Machen, J. Gresham
J. Gresham Machen: A Biographical Memoir (Stonehouse)
John Gresham Machen (1881–1937) was one of the most significant figures in the evangelical church throughout the twentieth century. He is best known through his vision for a truly evangelical presbyterian church in the USA, and as the founder of Westminster Theological Seminary, Pennsylvania.
Gifted with an incisive mind which was finely tuned to the highest level of scholarship, he placed above all else his concern for Christ’s gospel and the reliability of the Scriptures. For these he was prepared to suffer opposition, abuse, and even rejection.

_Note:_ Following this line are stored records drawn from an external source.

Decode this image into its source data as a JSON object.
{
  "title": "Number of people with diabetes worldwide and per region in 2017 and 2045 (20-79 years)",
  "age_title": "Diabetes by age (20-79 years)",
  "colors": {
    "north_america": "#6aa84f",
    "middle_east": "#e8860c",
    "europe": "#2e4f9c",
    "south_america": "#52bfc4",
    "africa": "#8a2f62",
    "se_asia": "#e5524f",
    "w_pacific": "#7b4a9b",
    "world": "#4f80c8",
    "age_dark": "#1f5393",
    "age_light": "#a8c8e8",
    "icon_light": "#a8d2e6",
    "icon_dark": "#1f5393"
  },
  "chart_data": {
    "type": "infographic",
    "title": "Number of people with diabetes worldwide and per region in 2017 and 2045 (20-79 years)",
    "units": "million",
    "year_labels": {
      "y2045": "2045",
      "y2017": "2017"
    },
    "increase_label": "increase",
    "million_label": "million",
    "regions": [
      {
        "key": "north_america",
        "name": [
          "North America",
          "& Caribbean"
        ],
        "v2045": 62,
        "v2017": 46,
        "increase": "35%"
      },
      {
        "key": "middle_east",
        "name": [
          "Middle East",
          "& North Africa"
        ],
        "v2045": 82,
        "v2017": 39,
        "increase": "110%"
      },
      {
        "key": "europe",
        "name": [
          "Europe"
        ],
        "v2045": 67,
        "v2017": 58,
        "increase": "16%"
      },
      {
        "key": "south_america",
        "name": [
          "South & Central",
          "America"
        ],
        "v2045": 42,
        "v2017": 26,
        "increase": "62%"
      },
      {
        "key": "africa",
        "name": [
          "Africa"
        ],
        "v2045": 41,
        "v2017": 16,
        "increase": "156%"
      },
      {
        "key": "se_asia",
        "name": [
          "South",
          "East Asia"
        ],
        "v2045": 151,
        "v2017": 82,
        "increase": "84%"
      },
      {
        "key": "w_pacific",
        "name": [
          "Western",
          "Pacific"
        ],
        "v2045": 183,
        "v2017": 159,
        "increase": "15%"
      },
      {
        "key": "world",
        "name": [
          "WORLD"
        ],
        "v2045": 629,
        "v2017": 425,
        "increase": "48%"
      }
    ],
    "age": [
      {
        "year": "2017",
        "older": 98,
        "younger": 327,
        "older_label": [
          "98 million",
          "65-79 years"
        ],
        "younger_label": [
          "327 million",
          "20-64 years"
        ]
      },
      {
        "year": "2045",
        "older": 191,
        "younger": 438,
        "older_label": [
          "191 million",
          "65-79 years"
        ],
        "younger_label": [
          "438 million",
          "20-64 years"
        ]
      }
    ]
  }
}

In the Philadelphia seminary, Machen gathered around him a team of men, including Cornelius Van Til, Paul Woolley, John Murray, and Ned Stonehouse, whose work took on international significance, and brought guidance to Christian scholarship and wisdom to the entire Christian church.
Machen laid everything he possessed in tribute at the feet of Christ. He was, so to speak, a rich, young ruler in the church of God who sold all to follow his Master. He was deeply concerned to bring his warmhearted and accurate exposition of the gospel to the entire church. Such works of his as God Transcendent, The Christian View of Man, and An Introduction to the New Testament, have put many readers in his debt.
Author
Ned Bernard Stonehouse (1902 – 1962) joined J. Gresham Machen in the founding of Westminster Theological Seminary in 1929, where he served for over thirty years as Professor of New Testament. He was one of the 34 constituting members of the Orthodox Presbyterian Church in 1936, having been a minister of the Presbyterian Church, USA, from 1932.
Stonehouse received the A.B. from Calvin College (1924), the Th.B. and Th.M. from Princeton Theological Seminary (1927), and the Ph.D. from the Free University of Amsterdam (1929).